Wow... I asked the right group.

Rotating the end bell isn't really an option since its a square plastic molding. I'll try rotating the comm on the shaft. I might also try shaving off the leading edge of the brushes.

The bell could be off by 90 degrees since its square and could be assembled clocked in any one of four positions.

I'm sure its a cheap chinese motor that was assembled poorly, so the whole thing isn't worth what I paid (which was free) but its fun to learn and experiment.

How far should I rotate? are we talking like 1 degree or 45 degrees? Would there be a "timing mark" or a tell-tale way of knowing what the "correct" alignment is?

curtis73
curtis73 GRM+ Memberand UltraDork
12/2/12 1:58 a.m.
Toyman01 wrote: Usually the sparks will travel around the commutator. It will look like streaks of fire.

Exactly - streaks of white, blue, and yellow fire. Sometimes it stops completely and cycling the switch will make one quick spark. Continuing to cycle the switch will usually get it running again with sparks trailing around the com.

Curmudgeon
Curmudgeon MegaDork
12/2/12 7:55 a.m.

That sounds like it's out of time. I'd try moving the end bell around to the various positions, see what happens. What's the worst that could happen?
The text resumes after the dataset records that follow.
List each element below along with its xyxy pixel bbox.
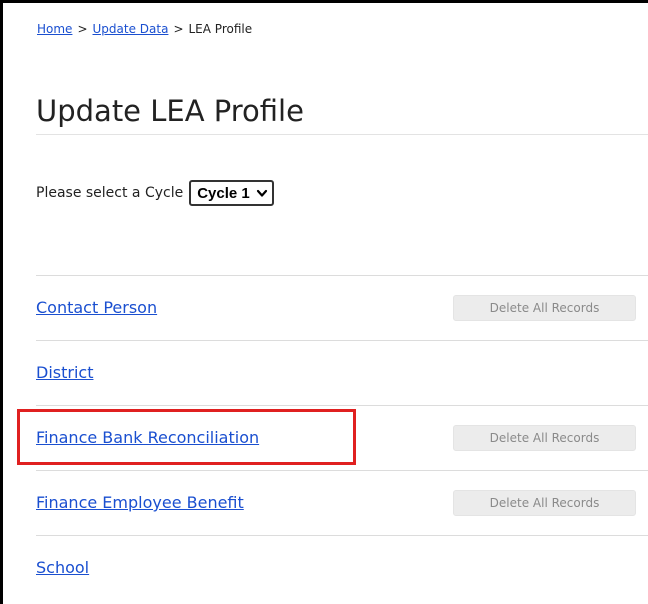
cycle-select[interactable]: Cycle 1 (189, 180, 274, 206)
list-item: Finance Employee Benefit Delete All Reco… (36, 470, 648, 535)
list-item: District (36, 340, 648, 405)
cycle-selector-row: Please select a Cycle Cycle 1 (36, 180, 274, 206)
breadcrumb-current: LEA Profile (188, 22, 253, 36)
breadcrumb-separator: > (173, 22, 184, 36)
contact-person-link[interactable]: Contact Person (36, 298, 157, 317)
cycle-select-value: Cycle 1 (197, 184, 250, 202)
breadcrumb-separator: > (77, 22, 88, 36)
list-item: Finance Bank Reconciliation Delete All R… (36, 405, 648, 470)
list-item: School (36, 535, 648, 600)
school-link[interactable]: School (36, 558, 89, 577)
breadcrumb: Home > Update Data > LEA Profile (37, 22, 252, 36)
finance-bank-reconciliation-link[interactable]: Finance Bank Reconciliation (36, 428, 259, 447)
list-item: Contact Person Delete All Records (36, 275, 648, 340)
title-divider (36, 134, 648, 135)
profile-section-list: Contact Person Delete All Records Distri… (36, 275, 648, 600)
district-link[interactable]: District (36, 363, 93, 382)
finance-employee-benefit-link[interactable]: Finance Employee Benefit (36, 493, 244, 512)
breadcrumb-home-link[interactable]: Home (37, 22, 72, 36)
chevron-down-icon (256, 189, 267, 197)
page-title: Update LEA Profile (36, 94, 304, 128)
delete-all-records-button[interactable]: Delete All Records (453, 490, 636, 516)
breadcrumb-update-data-link[interactable]: Update Data (93, 22, 169, 36)
cycle-label: Please select a Cycle (36, 185, 184, 201)
delete-all-records-button[interactable]: Delete All Records (453, 425, 636, 451)
delete-all-records-button[interactable]: Delete All Records (453, 295, 636, 321)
We used to advance the commutator timing on R/C car motors by sticking a small screwdriver in the brush holder, then grip the shaft with a pair of Vise Grips and turn it in the desired direction. When R.O.A.R. got wind of this, they specified a 'Mabuchi cross wrap) wind which would break the commutator wires if twisted. You can get the same advance/retard effect by twisting the brush holders. The rule of thumb was a max 44 degree advance, they'd fry themselves pretty quick if it went past that. Most stock sealed motors were (IIRC) 27 degrees advance. It was pretty easy on a DC motor to tell which way to go, you simply swapped the leads. A zero degree motor would run the same speed either direction, an advanced motor would turn faster one way than the other. I don't think that will work on an A/C motor, but then again I have never tried it.
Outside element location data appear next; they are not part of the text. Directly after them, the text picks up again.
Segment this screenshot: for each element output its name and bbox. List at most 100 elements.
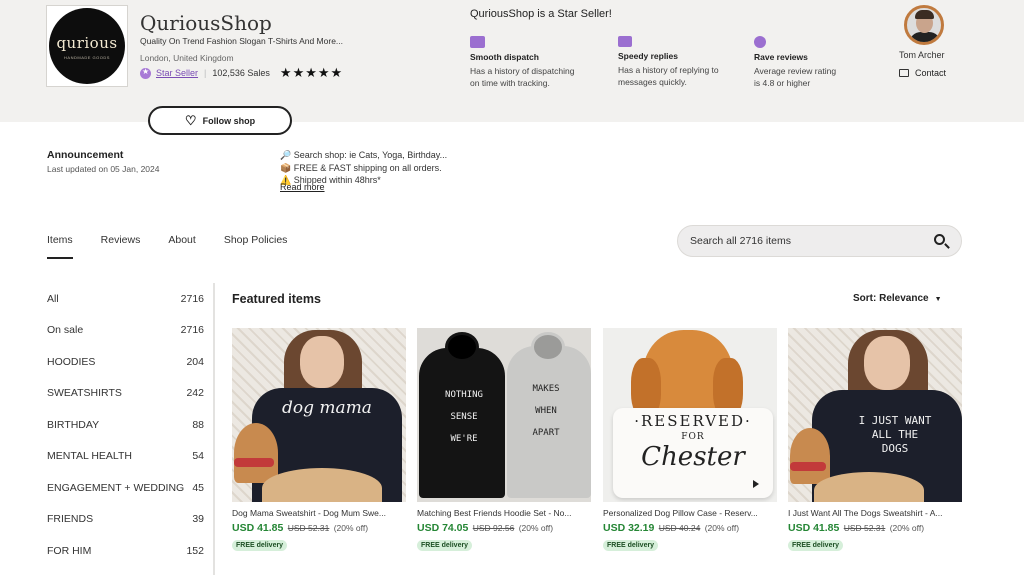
category-count: 88 [192, 418, 204, 431]
listing-title: Matching Best Friends Hoodie Set - No... [417, 508, 572, 518]
featured-title: Featured items [232, 292, 321, 306]
perk-desc: Has a history of dispatching on time wit… [470, 66, 575, 88]
price-row: USD 74.05 USD 92.56 (20% off) [417, 522, 591, 534]
listing-card[interactable]: I JUST WANT ALL THE DOGS I Just Want All… [788, 328, 962, 552]
logo-subtext: HANDMADE GOODS [64, 55, 110, 60]
category-count: 242 [186, 387, 204, 400]
free-delivery-badge: FREE delivery [603, 540, 659, 551]
category-item-on-sale[interactable]: On sale 2716 [47, 315, 213, 347]
truck-icon [470, 36, 485, 48]
follow-label: Follow shop [202, 115, 256, 126]
star-seller-icon [140, 67, 151, 79]
listing-title: Dog Mama Sweatshirt - Dog Mum Swe... [232, 508, 386, 518]
category-count: 45 [192, 481, 204, 494]
category-count: 204 [186, 355, 204, 368]
category-item-sweatshirts[interactable]: SWEATSHIRTS 242 [47, 378, 213, 410]
category-list: All 2716 On sale 2716 HOODIES 204 SWEATSHIR… [47, 283, 215, 575]
price-row: USD 41.85 USD 52.31 (20% off) [788, 522, 962, 534]
owner-avatar[interactable] [904, 5, 944, 45]
contact-label: Contact [915, 68, 947, 78]
search-icon[interactable] [934, 234, 945, 245]
perk-speedy-replies: Speedy replies Has a history of replying… [618, 36, 758, 88]
shop-name: QuriousShop [140, 11, 272, 35]
category-item-all[interactable]: All 2716 [47, 283, 213, 315]
category-count: 2716 [180, 324, 204, 337]
contact-button[interactable]: Contact [899, 68, 946, 78]
tab-reviews[interactable]: Reviews [101, 234, 141, 259]
listing-title: I Just Want All The Dogs Sweatshirt - A.… [788, 508, 943, 518]
discount: (20% off) [333, 523, 369, 533]
shop-tabs: Items Reviews About Shop Policies [47, 234, 315, 259]
announcement-title: Announcement [47, 149, 124, 161]
play-icon[interactable] [753, 480, 759, 488]
logo-disc: qurious HANDMADE GOODS [49, 8, 125, 84]
category-count: 152 [186, 544, 204, 557]
hoodie-print-right: MAKES WHEN APART [532, 384, 560, 438]
listing-image[interactable]: dog mama [232, 328, 406, 502]
discount: (20% off) [889, 523, 925, 533]
free-delivery-badge: FREE delivery [417, 540, 473, 551]
shop-search [677, 225, 962, 257]
listing-card[interactable]: ·RESERVED· FOR Chester Personalized Dog … [603, 328, 777, 552]
tab-about[interactable]: About [168, 234, 195, 259]
perk-desc: Has a history of replying to messages qu… [618, 65, 719, 87]
star-seller-link[interactable]: Star Seller [156, 68, 198, 78]
perk-title: Speedy replies [618, 51, 679, 61]
follow-shop-button[interactable]: ♡ Follow shop [148, 106, 292, 135]
shirt-print-line: DOGS [881, 442, 909, 455]
logo-wordmark: qurious [56, 34, 118, 52]
rating-stars-icon[interactable]: ★★★★★ [280, 65, 343, 81]
sales-count: 102,536 Sales [212, 68, 270, 78]
shop-badges: Star Seller | 102,536 Sales ★★★★★ [140, 65, 343, 81]
discount: (20% off) [518, 523, 554, 533]
shop-tagline: Quality On Trend Fashion Slogan T-Shirts… [140, 36, 343, 46]
owner-name: Tom Archer [899, 50, 945, 60]
announcement-date: Last updated on 05 Jan, 2024 [47, 164, 160, 174]
category-item-mental-health[interactable]: MENTAL HEALTH 54 [47, 441, 213, 473]
star-seller-title: QuriousShop is a Star Seller! [470, 8, 612, 20]
original-price: USD 52.31 [843, 523, 886, 533]
free-delivery-badge: FREE delivery [232, 540, 288, 551]
tab-shop-policies[interactable]: Shop Policies [224, 234, 288, 259]
announcement-line: 📦 FREE & FAST shipping on all orders. [280, 162, 442, 173]
shop-logo[interactable]: qurious HANDMADE GOODS [46, 5, 128, 87]
tab-items[interactable]: Items [47, 234, 73, 259]
shirt-print-line: I JUST WANT [858, 414, 932, 427]
perk-desc: Average review rating is 4.8 or higher [754, 66, 837, 88]
pillow-print-name: Chester [641, 442, 745, 472]
read-more-link[interactable]: Read more [280, 182, 325, 192]
separator: | [204, 68, 207, 78]
category-count: 54 [192, 450, 204, 463]
discount: (20% off) [704, 523, 740, 533]
listing-image[interactable]: I JUST WANT ALL THE DOGS [788, 328, 962, 502]
price-row: USD 32.19 USD 40.24 (20% off) [603, 522, 777, 534]
caret-down-icon: ▼ [934, 296, 942, 303]
listing-card[interactable]: dog mama Dog Mama Sweatshirt - Dog Mum S… [232, 328, 406, 552]
star-badge-icon [754, 36, 766, 48]
category-item-birthday[interactable]: BIRTHDAY 88 [47, 409, 213, 441]
listing-image[interactable]: NOTHING SENSE WE'RE MAKES WHEN APART [417, 328, 591, 502]
sale-price: USD 74.05 [417, 522, 469, 534]
original-price: USD 40.24 [658, 523, 701, 533]
perk-rave-reviews: Rave reviews Average review rating is 4.… [754, 36, 894, 89]
sort-dropdown[interactable]: Sort: Relevance ▼ [853, 293, 942, 304]
category-item-engagement-wedding[interactable]: ENGAGEMENT + WEDDING 45 [47, 472, 213, 504]
message-icon [618, 36, 632, 47]
listing-image[interactable]: ·RESERVED· FOR Chester [603, 328, 777, 502]
category-item-friends[interactable]: FRIENDS 39 [47, 504, 213, 536]
perk-title: Smooth dispatch [470, 52, 539, 62]
category-count: 39 [192, 513, 204, 526]
mail-icon [899, 69, 909, 77]
search-input[interactable] [690, 235, 920, 247]
free-delivery-badge: FREE delivery [788, 540, 844, 551]
shop-location: London, United Kingdom [140, 53, 234, 63]
sale-price: USD 41.85 [788, 522, 840, 534]
listing-card[interactable]: NOTHING SENSE WE'RE MAKES WHEN APART Mat… [417, 328, 591, 552]
category-item-for-him[interactable]: FOR HIM 152 [47, 535, 213, 567]
sale-price: USD 32.19 [603, 522, 655, 534]
original-price: USD 52.31 [287, 523, 330, 533]
perk-title: Rave reviews [754, 52, 808, 62]
category-count: 2716 [180, 292, 204, 305]
category-item-hoodies[interactable]: HOODIES 204 [47, 346, 213, 378]
sort-label: Sort: Relevance [853, 293, 929, 304]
One other thing: to cut down on RFI it was necessary to put a capacitor across the terminals. If this wasn't done, the brushes would spark like hell and drive the radio stuff nuts. This was really bad on carbon fiber and aluminum chassis which could conduct electricity. You might see if there's a capacitor missing or not connected.

wvumtnbkr
wvumtnbkr GRM+ Memberand Reader
12/3/12 7:55 a.m.

So you were the guy that was always "cranking" motors?

Bastard!

pinchvalve
pinchvalve GRM+ Memberand UltimaDork
12/3/12 8:01 a.m.

Let me guess: there is no logical and effective method for storing the power cord or vacuum hose? We can put a man on the moon, but Rigid can't figure out how to store cords and hoses on a vacuum...

RossD
RossD UberDork
12/3/12 8:14 a.m.
pinchvalve wrote: Let me guess: there is no logical and effective method for storing the power cord or vacuum hose? We can put a man on the moon, but Rigid can't figure out how to store cords and hoses on a vacuum...
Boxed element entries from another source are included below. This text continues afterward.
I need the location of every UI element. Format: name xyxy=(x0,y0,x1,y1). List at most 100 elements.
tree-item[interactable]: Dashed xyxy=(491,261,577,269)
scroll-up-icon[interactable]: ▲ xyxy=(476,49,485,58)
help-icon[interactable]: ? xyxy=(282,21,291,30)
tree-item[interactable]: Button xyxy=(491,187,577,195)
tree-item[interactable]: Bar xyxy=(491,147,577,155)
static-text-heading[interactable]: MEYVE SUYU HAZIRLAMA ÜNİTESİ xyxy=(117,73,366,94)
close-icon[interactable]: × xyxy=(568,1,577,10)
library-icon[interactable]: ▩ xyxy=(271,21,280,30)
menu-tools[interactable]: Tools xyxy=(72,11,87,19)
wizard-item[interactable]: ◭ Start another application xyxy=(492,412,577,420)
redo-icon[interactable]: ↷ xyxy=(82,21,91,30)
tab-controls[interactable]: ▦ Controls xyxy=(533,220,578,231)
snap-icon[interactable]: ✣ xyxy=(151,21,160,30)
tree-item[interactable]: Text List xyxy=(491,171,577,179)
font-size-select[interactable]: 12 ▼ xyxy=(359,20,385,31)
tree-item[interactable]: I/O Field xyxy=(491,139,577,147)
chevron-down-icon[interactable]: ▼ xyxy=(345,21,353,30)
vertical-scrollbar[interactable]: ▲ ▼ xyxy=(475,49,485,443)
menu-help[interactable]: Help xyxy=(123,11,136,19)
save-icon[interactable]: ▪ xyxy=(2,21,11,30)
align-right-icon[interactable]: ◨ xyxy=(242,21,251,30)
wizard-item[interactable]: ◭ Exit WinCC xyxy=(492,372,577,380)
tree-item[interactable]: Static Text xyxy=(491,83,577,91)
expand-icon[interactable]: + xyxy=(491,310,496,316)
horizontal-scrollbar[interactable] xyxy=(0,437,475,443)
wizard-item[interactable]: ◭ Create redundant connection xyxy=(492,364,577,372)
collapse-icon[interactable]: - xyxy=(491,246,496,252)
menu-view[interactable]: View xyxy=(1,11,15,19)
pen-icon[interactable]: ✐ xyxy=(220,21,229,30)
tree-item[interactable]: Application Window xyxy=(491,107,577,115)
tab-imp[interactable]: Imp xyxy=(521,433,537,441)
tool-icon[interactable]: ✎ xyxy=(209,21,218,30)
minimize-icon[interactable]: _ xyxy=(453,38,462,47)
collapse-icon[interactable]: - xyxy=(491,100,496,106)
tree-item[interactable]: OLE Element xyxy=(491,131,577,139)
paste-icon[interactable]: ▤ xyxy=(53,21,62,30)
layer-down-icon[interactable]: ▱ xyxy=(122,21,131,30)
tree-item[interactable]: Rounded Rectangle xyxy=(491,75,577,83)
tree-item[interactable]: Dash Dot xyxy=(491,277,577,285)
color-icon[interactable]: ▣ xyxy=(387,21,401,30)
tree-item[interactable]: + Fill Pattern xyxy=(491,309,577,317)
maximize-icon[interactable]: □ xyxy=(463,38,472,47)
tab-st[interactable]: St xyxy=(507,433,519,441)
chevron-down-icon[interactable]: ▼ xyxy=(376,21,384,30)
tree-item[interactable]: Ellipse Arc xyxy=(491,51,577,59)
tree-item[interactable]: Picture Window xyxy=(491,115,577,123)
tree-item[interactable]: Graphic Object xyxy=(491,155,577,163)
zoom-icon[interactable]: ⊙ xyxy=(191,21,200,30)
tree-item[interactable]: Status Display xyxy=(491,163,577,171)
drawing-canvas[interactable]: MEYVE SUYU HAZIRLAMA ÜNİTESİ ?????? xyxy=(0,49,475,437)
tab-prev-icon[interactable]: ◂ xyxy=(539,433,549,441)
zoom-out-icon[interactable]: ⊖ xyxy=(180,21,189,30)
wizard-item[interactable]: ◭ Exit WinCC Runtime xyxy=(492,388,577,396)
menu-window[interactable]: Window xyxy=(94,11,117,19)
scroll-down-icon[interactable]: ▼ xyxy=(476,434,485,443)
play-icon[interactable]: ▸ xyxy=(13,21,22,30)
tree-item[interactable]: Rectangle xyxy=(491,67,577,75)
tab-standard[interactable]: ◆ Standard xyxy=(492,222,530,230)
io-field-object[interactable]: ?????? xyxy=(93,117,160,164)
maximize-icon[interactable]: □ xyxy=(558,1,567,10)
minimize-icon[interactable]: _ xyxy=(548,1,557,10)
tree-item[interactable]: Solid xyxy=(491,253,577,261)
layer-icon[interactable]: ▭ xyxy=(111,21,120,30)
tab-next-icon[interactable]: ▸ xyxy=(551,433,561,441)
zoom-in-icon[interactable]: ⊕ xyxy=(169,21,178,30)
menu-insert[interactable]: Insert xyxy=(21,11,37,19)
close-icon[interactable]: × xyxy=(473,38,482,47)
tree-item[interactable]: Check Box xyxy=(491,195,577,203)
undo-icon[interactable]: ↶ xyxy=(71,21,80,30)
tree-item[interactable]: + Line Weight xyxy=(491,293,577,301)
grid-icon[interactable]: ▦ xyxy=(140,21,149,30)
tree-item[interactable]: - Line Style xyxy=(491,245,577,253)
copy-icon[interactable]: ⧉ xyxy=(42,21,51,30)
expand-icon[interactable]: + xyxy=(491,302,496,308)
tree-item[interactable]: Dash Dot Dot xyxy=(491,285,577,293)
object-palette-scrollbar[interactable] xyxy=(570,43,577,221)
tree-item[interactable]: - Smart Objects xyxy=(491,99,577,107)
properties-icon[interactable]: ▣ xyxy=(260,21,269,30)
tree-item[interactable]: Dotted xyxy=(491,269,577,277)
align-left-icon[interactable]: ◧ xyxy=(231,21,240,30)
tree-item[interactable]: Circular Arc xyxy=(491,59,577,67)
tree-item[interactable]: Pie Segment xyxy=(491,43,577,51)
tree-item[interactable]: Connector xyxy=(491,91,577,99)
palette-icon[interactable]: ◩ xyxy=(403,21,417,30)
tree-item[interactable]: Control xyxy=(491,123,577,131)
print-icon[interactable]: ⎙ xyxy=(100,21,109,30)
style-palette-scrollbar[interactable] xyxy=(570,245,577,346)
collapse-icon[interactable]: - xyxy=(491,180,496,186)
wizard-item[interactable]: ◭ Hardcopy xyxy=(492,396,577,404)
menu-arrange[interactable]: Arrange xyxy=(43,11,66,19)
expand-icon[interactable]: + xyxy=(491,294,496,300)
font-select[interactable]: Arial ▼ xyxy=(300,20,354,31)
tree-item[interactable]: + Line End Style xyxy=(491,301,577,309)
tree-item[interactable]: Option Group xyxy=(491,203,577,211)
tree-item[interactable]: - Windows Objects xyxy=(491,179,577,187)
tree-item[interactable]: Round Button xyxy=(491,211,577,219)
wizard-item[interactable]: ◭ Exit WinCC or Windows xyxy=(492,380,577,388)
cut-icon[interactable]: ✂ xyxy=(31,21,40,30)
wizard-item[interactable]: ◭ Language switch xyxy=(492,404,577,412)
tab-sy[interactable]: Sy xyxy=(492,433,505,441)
Right?!?! They've figured it out for the one in the house but not the one that sits in the garage! WTF!

curtis73
curtis73 GRM+ Memberand UltraDork
12/3/12 11:31 p.m.
pinchvalve wrote: Let me guess: there is no logical and effective method for storing the power cord or vacuum hose? We can put a man on the moon, but Rigid can't figure out how to store cords and hoses on a vacuum...

Amen to that. The Ridgid shop vac I have at home came with 6 places for attachments and 7 attachments. Nice.

Curmudgeon
Curmudgeon MegaDork
12/4/12 7:25 a.m.
wvumtnbkr wrote: So you were the guy that was always "cranking" motors? Bastard!

(looks around and whistles)

motomoron
motomoron Dork
12/4/12 12:40 p.m.

In reply to curtis73:

6 in the clip and 1 in the hole.

curtis73
curtis73 GRM+ Memberand UltraDork
12/4/12 7:02 p.m.

Ok, I tried all of the above. I clocked the bell 90 degrees, no good. I tried twisting the comm, but it won't budge. Its hard to see but it looks like its keyed and epoxied. I tried shaving off about a 1/4 of the one side of the brushes and it ran a little better until it snapped one of the brushes in half.

This electric motor has now gone in the circular file.

ultraclyde
ultraclyde Dork
12/4/12 7:54 p.m.

Sure, sure, but did you figure out a better way to store the hose??!!